China will strengthen the supervision and management of coal mine safety, especially at small mines run by private operators, a top work safety official announced at a press conference held by the Information Office of the State Council Tuesday in Beijing.
Wang Xianzheng, director of the State Administration of Work Safety, pledged to continue to close small coal mines operating illegally and those that do not meet work safety requirements.
Priority will be given to five provinces which have proved black spots for coal mine accidents: North China's Shanxi Province, Central China's Henan Province, Southwest China's Guizhou Province, and Northeast China's Heilongjiang and Jilin provinces.

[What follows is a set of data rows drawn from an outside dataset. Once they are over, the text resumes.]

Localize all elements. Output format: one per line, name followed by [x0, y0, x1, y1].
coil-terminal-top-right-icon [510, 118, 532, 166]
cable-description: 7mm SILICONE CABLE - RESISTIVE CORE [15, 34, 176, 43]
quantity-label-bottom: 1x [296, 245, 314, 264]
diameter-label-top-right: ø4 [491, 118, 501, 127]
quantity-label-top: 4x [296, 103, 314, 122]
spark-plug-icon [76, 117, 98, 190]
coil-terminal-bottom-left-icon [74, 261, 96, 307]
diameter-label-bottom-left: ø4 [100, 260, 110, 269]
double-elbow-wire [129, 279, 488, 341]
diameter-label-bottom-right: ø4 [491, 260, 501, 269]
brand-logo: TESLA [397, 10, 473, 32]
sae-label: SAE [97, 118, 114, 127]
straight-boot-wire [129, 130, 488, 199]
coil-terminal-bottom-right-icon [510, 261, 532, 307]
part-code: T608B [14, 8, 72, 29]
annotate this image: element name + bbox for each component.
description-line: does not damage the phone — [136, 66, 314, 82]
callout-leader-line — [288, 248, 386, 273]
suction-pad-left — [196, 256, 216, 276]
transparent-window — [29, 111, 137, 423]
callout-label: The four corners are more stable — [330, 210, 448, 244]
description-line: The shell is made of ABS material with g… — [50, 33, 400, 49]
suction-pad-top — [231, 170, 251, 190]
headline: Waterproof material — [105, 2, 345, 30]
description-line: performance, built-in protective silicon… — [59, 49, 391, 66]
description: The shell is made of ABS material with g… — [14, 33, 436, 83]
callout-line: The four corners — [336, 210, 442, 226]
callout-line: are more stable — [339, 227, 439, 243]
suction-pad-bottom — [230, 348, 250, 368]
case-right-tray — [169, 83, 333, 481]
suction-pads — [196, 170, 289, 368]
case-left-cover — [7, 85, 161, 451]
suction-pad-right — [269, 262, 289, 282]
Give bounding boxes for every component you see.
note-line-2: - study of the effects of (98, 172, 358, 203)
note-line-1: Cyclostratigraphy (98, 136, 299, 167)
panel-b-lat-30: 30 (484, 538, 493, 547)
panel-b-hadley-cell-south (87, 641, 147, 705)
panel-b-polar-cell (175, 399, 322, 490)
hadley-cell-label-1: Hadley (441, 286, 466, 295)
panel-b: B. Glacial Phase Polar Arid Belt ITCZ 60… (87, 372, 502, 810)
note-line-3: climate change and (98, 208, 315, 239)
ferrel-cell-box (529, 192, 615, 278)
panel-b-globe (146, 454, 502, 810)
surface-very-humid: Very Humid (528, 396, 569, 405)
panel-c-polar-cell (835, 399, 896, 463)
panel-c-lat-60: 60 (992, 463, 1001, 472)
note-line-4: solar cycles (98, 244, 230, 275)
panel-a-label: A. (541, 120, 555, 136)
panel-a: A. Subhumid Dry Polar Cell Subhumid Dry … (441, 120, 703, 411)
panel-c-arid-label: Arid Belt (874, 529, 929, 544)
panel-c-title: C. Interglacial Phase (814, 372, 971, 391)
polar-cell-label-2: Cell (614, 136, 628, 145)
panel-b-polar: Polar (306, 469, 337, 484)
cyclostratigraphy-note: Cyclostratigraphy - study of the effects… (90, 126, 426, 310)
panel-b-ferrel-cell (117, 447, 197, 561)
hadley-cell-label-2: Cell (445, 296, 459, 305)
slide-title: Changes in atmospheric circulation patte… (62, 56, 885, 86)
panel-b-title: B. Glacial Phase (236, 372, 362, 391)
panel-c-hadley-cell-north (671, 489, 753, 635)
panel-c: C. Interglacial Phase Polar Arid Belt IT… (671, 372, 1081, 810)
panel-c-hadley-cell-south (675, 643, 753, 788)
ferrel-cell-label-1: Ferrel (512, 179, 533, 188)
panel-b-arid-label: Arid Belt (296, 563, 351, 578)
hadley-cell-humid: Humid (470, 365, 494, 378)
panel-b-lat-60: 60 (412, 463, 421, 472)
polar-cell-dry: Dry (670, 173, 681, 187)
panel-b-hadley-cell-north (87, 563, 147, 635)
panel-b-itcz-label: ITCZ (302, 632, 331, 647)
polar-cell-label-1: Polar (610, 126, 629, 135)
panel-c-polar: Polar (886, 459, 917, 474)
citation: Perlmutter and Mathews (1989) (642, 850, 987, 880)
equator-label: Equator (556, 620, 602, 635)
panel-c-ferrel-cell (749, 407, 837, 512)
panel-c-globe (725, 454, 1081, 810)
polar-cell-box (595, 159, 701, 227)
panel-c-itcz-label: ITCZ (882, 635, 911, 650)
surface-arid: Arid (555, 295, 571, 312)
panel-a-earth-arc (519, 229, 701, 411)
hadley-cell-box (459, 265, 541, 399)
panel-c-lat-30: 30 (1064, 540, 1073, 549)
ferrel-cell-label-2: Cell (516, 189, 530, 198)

Statistics reveal that 2,584 accidents occurred in coal mines throughout China from January to September, killing a total of 4,498 people.
More than 70 percent of work accidents in China occurred in private companies, administration figures disclosed.
"We require all coal mines to insure their employees with industrial injury insurance to protect their legal interests," said Shan Chunchang, a vice-administrator.
The State Administration of Work Safety will also cooperate with the All-China Federation of Trade Unions to strengthen the power of the unions in those small coal mines, Shan said.
Earlier this year, the State Economic and Trade Commission published a special regulation on the inspection and management of safety instruments and products used in coal mines and three other regulations on safe production.
Another 14 regulations on work safety are expected to be published by the end of next year, including a regulation to ascertain responsibility for serious coal mine accidents.
They form part of efforts to guarantee the efficient implementation of the State law on work safety, which will officially come into force on Friday.
Monday, however, a fire at Ertang Coal Mine in Nanning, capital of South China's Guangxi Zhuang Autonomous Region, left 21 miners dead, Xinhua reported.
Five miners survived the accident which occurred about 4:00 am. Nine others are still missing, local rescuers said.